I realize that its a Saturday, which means that most of us are doing different things than during the rest of the week. Despite that, I wanted to crunch a few numbers with reference to Governor Daugaard’s proposed budget for next fiscal year. For purposes of these discussions, I’m going to compare previous actual budgets with the Governor’s proposal for 2017. Historically, the difference in raw numbers between the proposed and adopted budget is quite small, so it does not signify for the big comparisons we need to do.

Let’s start with some history:

- FY 2005: $2,907,686,333
- FY 2006: $3,055,919,196
- FY 2007: $3,186,869,182
- FY 2008: $3,340,084,390
- FY 2009: $3,548,708,486
- FY 2010: $3,919,562,591
- FY 2011: $4,064,074,188
- FY 2012: $3,959,175,442
- FY 2013: $4,006,460,307
- FY 2014: $4,090,632,223
- FY 2015: $4,259,323,695
- FY 2016: $4,326,703,120

And look at a possible future:

Next year’s proposed budget would appear to be a raw spending increase of 66% since FY 2005. In the same period of time, the state’s population has increased from 783,033 to 853,175 (as of 2014, the last year for which I could find firm numbers). Let’s be generous and say that the state’s population will go up to 875,000 by the time the new budget would begin.

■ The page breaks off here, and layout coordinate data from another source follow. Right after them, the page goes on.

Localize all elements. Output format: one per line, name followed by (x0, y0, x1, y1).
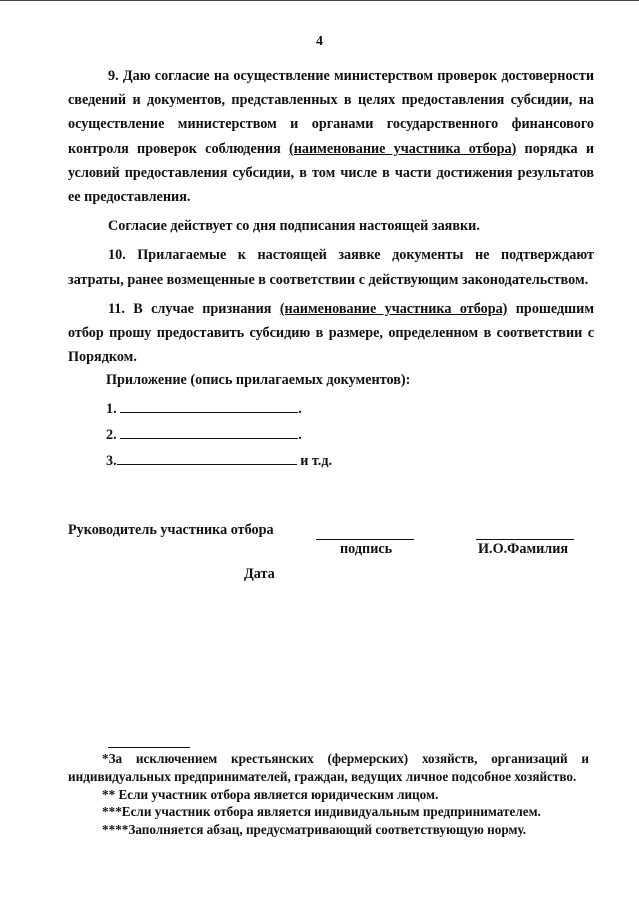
name-line[interactable] (476, 539, 574, 540)
appendix-item-blank[interactable] (117, 450, 297, 465)
paragraph-9-end: порядка и условий предоставления субсидии, в том числе в части достижения результатов ее предоставления. (68, 140, 594, 206)
paragraph-11-start: 11. В случае признания (108, 300, 280, 317)
paragraph-11 (68, 297, 594, 370)
appendix-title: Приложение (опись прилагаемых документов): (106, 372, 411, 388)
consent-paragraph: Согласие действует со дня подписания настоящей заявки. (108, 218, 480, 235)
appendix-item-number: 2. (106, 427, 117, 443)
signature-line[interactable] (316, 539, 414, 540)
footnote-2: ** Если участник отбора является юридическим лицом. (102, 786, 439, 802)
appendix-item-suffix: . (298, 401, 302, 417)
footnote-3: ***Если участник отбора является индивидуальным предпринимателем. (102, 804, 541, 820)
footnote-1: *За исключением крестьянских (фермерских) хозяйств, организаций и индивидуальных предпринимателей, граждан, ведущих личное подсобное хозяйство. (68, 751, 589, 784)
participant-name-placeholder: (наименование участника отбора) (289, 140, 517, 157)
signature-caption: подпись (340, 541, 393, 557)
appendix-item-number: 3. (106, 453, 117, 469)
paragraph-11-end: прошедшим отбор прошу предоставить субсидию в размере, определенном в соответствии с Порядком. (68, 300, 594, 366)
head-of-participant-label: Руководитель участника отбора (68, 522, 274, 538)
footnote-separator (108, 747, 190, 748)
paragraph-9-start: 9. Даю согласие на осуществление министерством проверок достоверности сведений и документов, представленных в целях предоставления субсидии, на осуществление министерством и органами государственного финансового контроля проверок соблюдения (68, 68, 594, 157)
date-label: Дата (244, 566, 275, 582)
page-number: 4 (316, 34, 323, 49)
name-caption: И.О.Фамилия (478, 541, 569, 557)
appendix-item-blank[interactable] (120, 398, 298, 413)
appendix-item-blank[interactable] (120, 424, 298, 439)
paragraph-10: 10. Прилагаемые к настоящей заявке документы не подтверждают затраты, ранее возмещенные в соответствии с действующим законодательством. (68, 247, 594, 288)
appendix-item-number: 1. (106, 401, 117, 417)
footnote-4: ****Заполняется абзац, предусматривающий соответствующую норму. (102, 822, 527, 838)
main-text (68, 64, 594, 369)
appendix-item-1 (106, 398, 302, 418)
page-top-edge (0, 0, 639, 1)
paragraph-9 (68, 64, 594, 209)
appendix-item-suffix: . (298, 427, 302, 443)
appendix-item-suffix: и т.д. (296, 453, 333, 469)
appendix-item-3 (106, 450, 332, 470)
participant-name-placeholder-2: (наименование участника отбора) (279, 300, 508, 317)
appendix-item-2 (106, 424, 302, 444)
footnotes (68, 750, 589, 839)
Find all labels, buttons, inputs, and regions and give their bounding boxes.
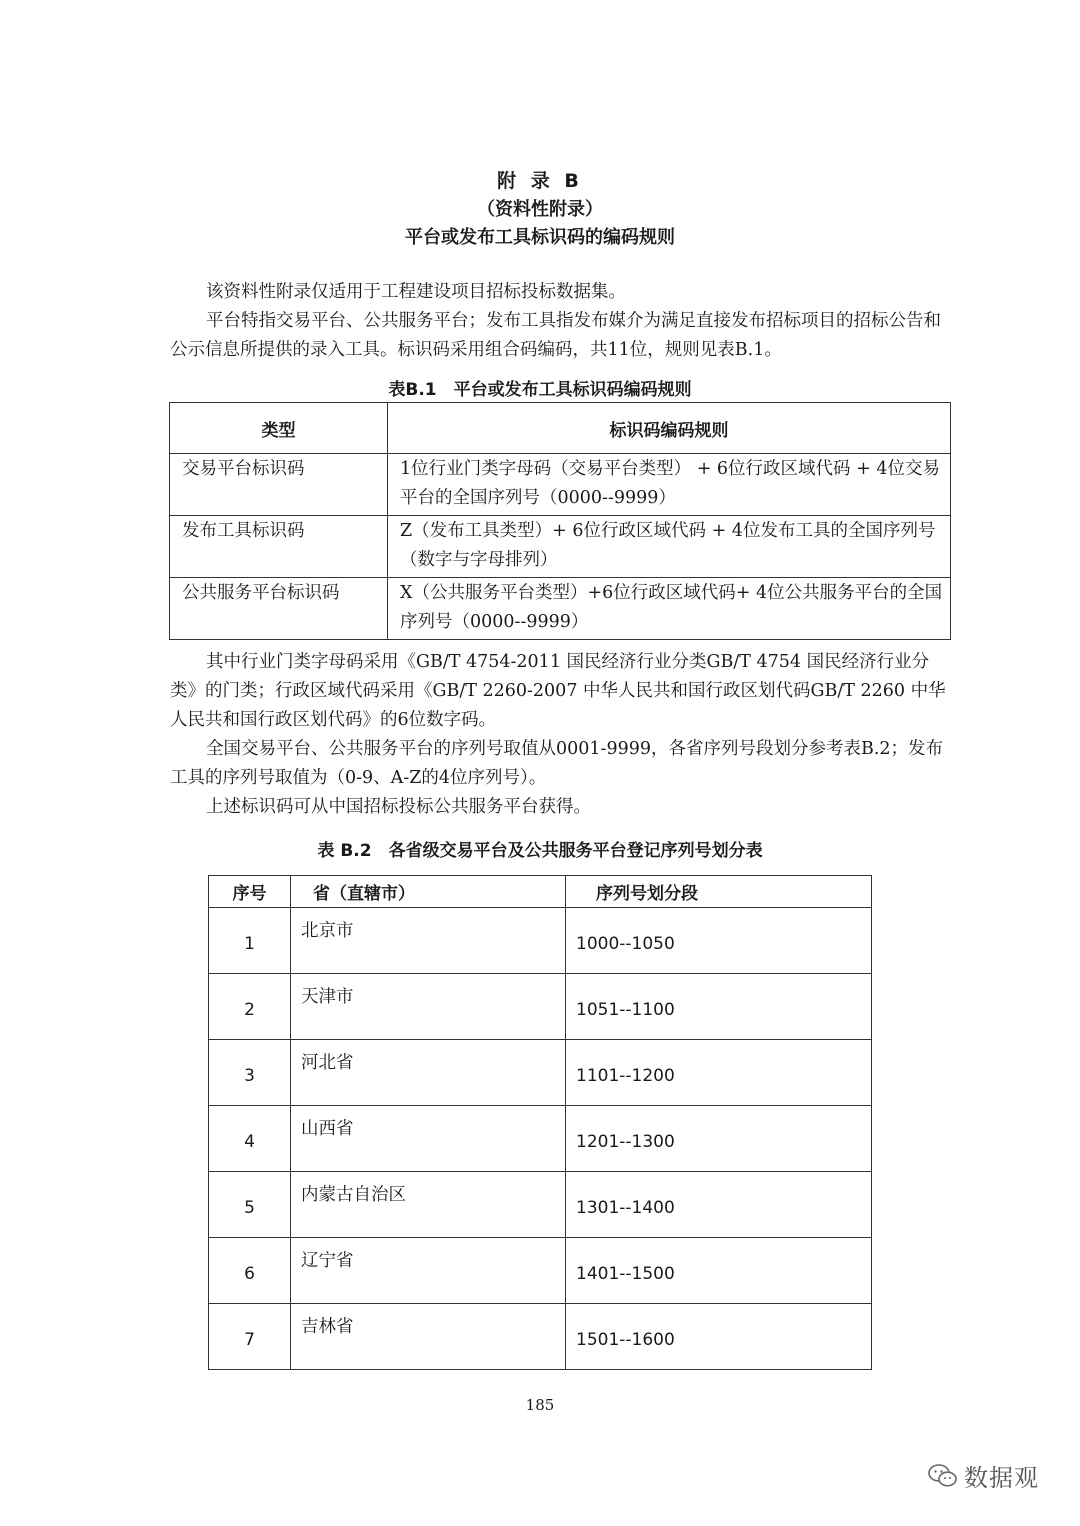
index-cell: 6 [209,1238,291,1304]
range-cell: 1101--1200 [566,1040,872,1106]
intro-paragraph: 平台特指交易平台、公共服务平台；发布工具指发布媒介为满足直接发布招标项目的招标公告和公示信息所提供的录入工具。标识码采用组合码编码，共11位，规则见表B.1。 [170,311,941,360]
watermark [928,1458,1039,1493]
index-cell: 4 [209,1106,291,1172]
column-header: 标识码编码规则 [388,403,951,454]
table-header-row [170,403,951,454]
table-row [170,516,951,578]
range-cell: 1501--1600 [566,1304,872,1370]
appendix-title: 平台或发布工具标识码的编码规则 [405,227,675,248]
rule-cell: 1位行业门类字母码（交易平台类型） + 6位行政区域代码 + 4位交易平台的全国序列号（0000--9999） [388,454,951,516]
province-cell: 山西省 [291,1106,566,1172]
note-paragraph: 上述标识码可从中国招标投标公共服务平台获得。 [206,797,591,817]
table-row [209,974,872,1040]
table-b2 [208,875,872,1370]
table-row [209,1106,872,1172]
table-row [209,1304,872,1370]
rule-cell: Z（发布工具类型）+ 6位行政区域代码 + 4位发布工具的全国序列号（数字与字母排列） [388,516,951,578]
intro-paragraph: 该资料性附录仅适用于工程建设项目招标投标数据集。 [206,282,626,302]
index-cell: 3 [209,1040,291,1106]
index-cell: 7 [209,1304,291,1370]
appendix-type: （资料性附录） [477,199,603,220]
column-header: 序号 [209,876,291,908]
table-row [209,908,872,974]
range-cell: 1051--1100 [566,974,872,1040]
table-b1 [169,402,951,640]
index-cell: 5 [209,1172,291,1238]
table-row [209,1040,872,1106]
page-number: 185 [525,1396,555,1414]
type-cell: 发布工具标识码 [170,516,388,578]
type-cell: 交易平台标识码 [170,454,388,516]
column-header: 省（直辖市） [291,876,566,908]
range-cell: 1000--1050 [566,908,872,974]
wechat-icon [928,1463,958,1489]
note-paragraph: 其中行业门类字母码采用《GB/T 4754-2011 国民经济行业分类GB/T 4754 国民经济行业分类》的门类；行政区域代码采用《GB/T 2260-2007 中华人民共和国行政区划代码GB/T 2260 中华人民共和国行政区划代码》的6位数字码。 [170,652,946,730]
table-row [170,454,951,516]
province-cell: 河北省 [291,1040,566,1106]
province-cell: 天津市 [291,974,566,1040]
appendix-label: 附 录 B [497,170,583,192]
range-cell: 1401--1500 [566,1238,872,1304]
watermark-text: 数据观 [964,1464,1039,1492]
note-paragraph: 全国交易平台、公共服务平台的序列号取值从0001-9999，各省序列号段划分参考表B.2；发布工具的序列号取值为（0-9、A-Z的4位序列号）。 [170,739,944,788]
table-b2-caption: 表 B.2 各省级交易平台及公共服务平台登记序列号划分表 [317,841,763,861]
type-cell: 公共服务平台标识码 [170,578,388,640]
table-b1-caption: 表B.1 平台或发布工具标识码编码规则 [388,380,692,400]
range-cell: 1201--1300 [566,1106,872,1172]
range-cell: 1301--1400 [566,1172,872,1238]
column-header: 类型 [170,403,388,454]
province-cell: 辽宁省 [291,1238,566,1304]
province-cell: 吉林省 [291,1304,566,1370]
province-cell: 北京市 [291,908,566,974]
index-cell: 2 [209,974,291,1040]
column-header: 序列号划分段 [566,876,872,908]
province-cell: 内蒙古自治区 [291,1172,566,1238]
rule-cell: X（公共服务平台类型）+6位行政区域代码+ 4位公共服务平台的全国序列号（0000--9999） [388,578,951,640]
table-row [209,1172,872,1238]
table-row [170,578,951,640]
table-row [209,1238,872,1304]
index-cell: 1 [209,908,291,974]
table-header-row [209,876,872,908]
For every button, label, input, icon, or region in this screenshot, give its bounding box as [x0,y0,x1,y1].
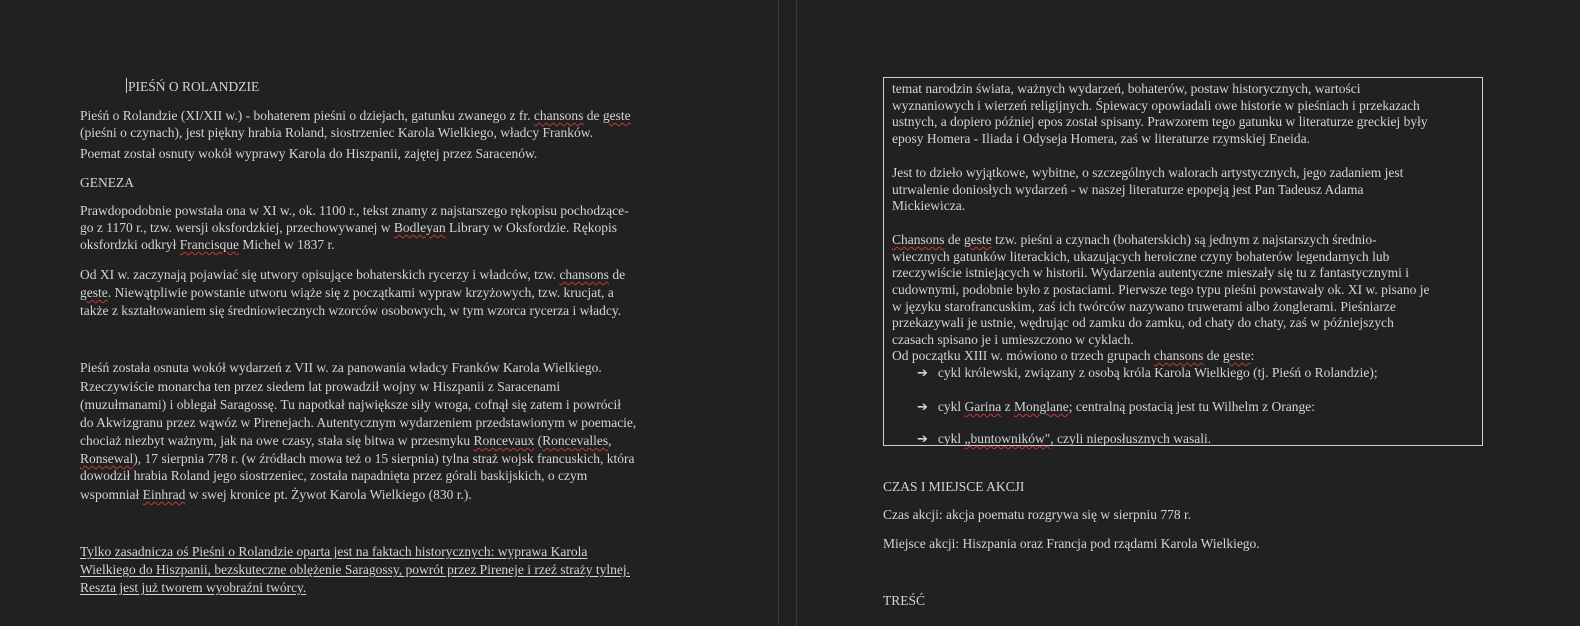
text-cursor [126,78,127,93]
box-p3-line-2[interactable]: wiecznych gatunków literackich, ukazujących heroiczne czyny bohaterów legendarnych lub [892,249,1390,264]
bullet-royal-cycle[interactable]: ➔ cykl królewski, związany z osobą króla Karola Wielkiego (tj. Pieśń o Rolandzie); [917,365,1378,381]
geneza-heading[interactable]: GENEZA [80,175,134,190]
para4-line-4[interactable]: do Akwizgranu przez wąwóz w Pirenejach. Autentycznym wydarzeniem przedstawionym w poemacie, [80,415,637,430]
para4-line-3[interactable]: (muzułmanami) i oblegał Saragossę. Tu napotkał największe siły wroga, cofnął się zatem i powrócił [80,397,621,412]
document-page-left[interactable] [0,0,778,626]
para3-line-3[interactable]: także z kształtowaniem się średniowiecznych wzorców osobowych, w tym wzorca rycerza i władcy. [80,303,622,318]
geneza-line-3[interactable]: oksfordzki odkrył Francisque Michel w 1837 r. [80,237,335,252]
box-p1-line-4[interactable]: eposy Homera - Iliada i Odyseja Homera, zaś w literaturze rzymskiej Eneida. [892,131,1310,146]
box-p3-line-8[interactable]: Od początku XIII w. mówiono o trzech grupach chansons de geste: [892,348,1255,363]
box-p3-line-7[interactable]: czasach spisano je i umieszczono w cyklach. [892,332,1134,347]
box-p3-line-6[interactable]: przekazywali je ustnie, wędrując od zamku do zamku, od chaty do chaty, zaś w późniejszych [892,315,1394,330]
box-p1-line-3[interactable]: ustnych, a dopiero później epos został spisany. Prawzorem tego gatunku w literaturze greckiej były [892,114,1428,129]
para4-line-5[interactable]: chociaż niezbyt ważnym, jak na owe czasy, stała się bitwa w przesmyku Roncevaux (Roncevalles, [80,433,612,448]
box-p2-line-1[interactable]: Jest to dzieło wyjątkowe, wybitne, o szczególnych walorach artystycznych, jego zadaniem jest [892,165,1404,180]
box-p2-line-2[interactable]: utrwalenie doniosłych wydarzeń - w naszej literaturze epopeją jest Pan Tadeusz Adama [892,182,1364,197]
box-p3-line-3[interactable]: rzeczywiście istniejących w historii. Wydarzenia autentyczne mieszały się tu z fantastycznymi i [892,265,1409,280]
geneza-line-1[interactable]: Prawdopodobnie powstała ona w XI w., ok. 1100 r., tekst znamy z najstarszego rękopisu pochodzące- [80,203,629,218]
underlined-line-3[interactable]: Reszta jest już tworem wyobraźni twórcy. [80,580,307,595]
bullet-garin-cycle[interactable]: ➔ cykl Garina z Monglane; centralną postacią jest tu Wilhelm z Orange: [917,399,1316,415]
box-p2-line-3[interactable]: Mickiewicza. [892,198,966,213]
intro-line-3[interactable]: Poemat został osnuty wokół wyprawy Karola do Hiszpanii, zajętej przez Saracenów. [80,146,538,161]
intro-line-1[interactable]: Pieśń o Rolandzie (XI/XII w.) - bohaterem pieśni o dziejach, gatunku zwanego z fr. chansons de geste [80,108,631,123]
page-title[interactable]: PIEŚŃ O ROLANDZIE [128,79,260,94]
box-p1-line-1[interactable]: temat narodzin świata, ważnych wydarzeń, bohaterów, postaw historycznych, wartości [892,81,1361,96]
para4-line-6[interactable]: Ronsewal), 17 sierpnia 778 r. (w źródłach mowa też o 15 sierpnia) tylna straż wojsk francuskich, która [80,451,635,466]
page-gap-left [778,0,779,626]
box-p3-line-1[interactable]: Chansons de geste tzw. pieśni a czynach (bohaterskich) są jednym z najstarszych średnio- [892,232,1377,247]
miejsce-akcji[interactable]: Miejsce akcji: Hiszpania oraz Francja pod rządami Karola Wielkiego. [883,536,1260,551]
document-page-right[interactable] [797,0,1580,626]
para4-line-1[interactable]: Pieśń została osnuta wokół wydarzeń z VII w. za panowania władcy Franków Karola Wielkiego. [80,360,602,375]
underlined-line-1[interactable]: Tylko zasadnicza oś Pieśni o Rolandzie oparta jest na faktach historycznych: wyprawa Karola [80,544,588,559]
para4-line-8[interactable]: wspomniał Einhrad w swej kronice pt. Żywot Karola Wielkiego (830 r.). [80,487,472,502]
para4-line-7[interactable]: dowodził hrabia Roland jego siostrzeniec, została napadnięta przez górali baskijskich, o czym [80,468,588,483]
box-p3-line-5[interactable]: w języku starofrancuskim, zaś ich twórców nazywano truwerami albo żonglerami. Pieśniarze [892,299,1396,314]
para4-line-2[interactable]: Rzeczywiście monarcha ten przez siedem lat prowadził wojny w Hiszpanii z Saracenami [80,379,561,394]
intro-line-2[interactable]: (pieśni o czynach), jest piękny hrabia Roland, siostrzeniec Karola Wielkiego, władcy Franków. [80,125,594,140]
tresc-heading[interactable]: TREŚĆ [883,593,926,608]
geneza-line-2[interactable]: go z 1170 r., tzw. wersji oksfordzkiej, przechowywanej w Bodleyan Library w Oksfordzie. Rękopis [80,220,618,235]
arrow-bullet-icon: ➔ [917,366,928,381]
arrow-bullet-icon: ➔ [917,432,928,447]
czas-heading[interactable]: CZAS I MIEJSCE AKCJI [883,479,1025,494]
underlined-line-2[interactable]: Wielkiego do Hiszpanii, bezskuteczne oblężenie Saragossy, powrót przez Pireneje i rzeź straży tylnej. [80,562,630,577]
bullet-rebels-cycle[interactable]: ➔ cykl „buntowników", czyli nieposłusznych wasali. [917,431,1212,447]
czas-akcji[interactable]: Czas akcji: akcja poematu rozgrywa się w sierpniu 778 r. [883,507,1192,522]
para3-line-1[interactable]: Od XI w. zaczynają pojawiać się utwory opisujące bohaterskich rycerzy i władców, tzw. chansons de [80,267,626,282]
box-p3-line-4[interactable]: cudownymi, podobnie było z postaciami. Pierwsze tego typu pieśni powstawały ok. XI w. pisano je [892,282,1430,297]
arrow-bullet-icon: ➔ [917,400,928,415]
para3-line-2[interactable]: geste. Niewątpliwie powstanie utworu wiąże się z początkami wypraw krzyżowych, tzw. krucjat, a [80,285,614,300]
box-p1-line-2[interactable]: wyznaniowych i wierzeń religijnych. Śpiewacy opowiadali owe historie w pieśniach i przekazach [892,98,1420,113]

As a per capita cost, then, we would have the following:

- FY 2005: $3,713
- FY 2017: $5,517

Doing the same math we did for the budget numbers above, that would work out to having spending indexed to population increase by 49% since FY 2005.

And yes, we still need to look at inflation. If we average inflation over the years from 2005 through 2017 (realizing that inflation years and fiscal years don’t quite match up, and the future hasn’t happened yet) we would get 2.44%. To arrive at that, I put the unknown current/future years at a 3% rate of inflation since that is the usual placeholder, at least in modern times.

If we adjust for a 2.44% annual inflation rate, the FY 2005 budget of $2,907,686,333 would increase to $3,883,134,136 for FY 2017. This works out to a 34% increase due to inflation.

If we go back to our per capita valuation from above we could change that list to the following:

- FY 2005: $3,713
- FY 2017: $5,517
- FY 2017: $4,975 (if spending had kept pace with inflation and population only)

We find then that the per capita cost of the South Dakota budget has increased by 15% more than can be explained by population increases and inflation load since FY 2005.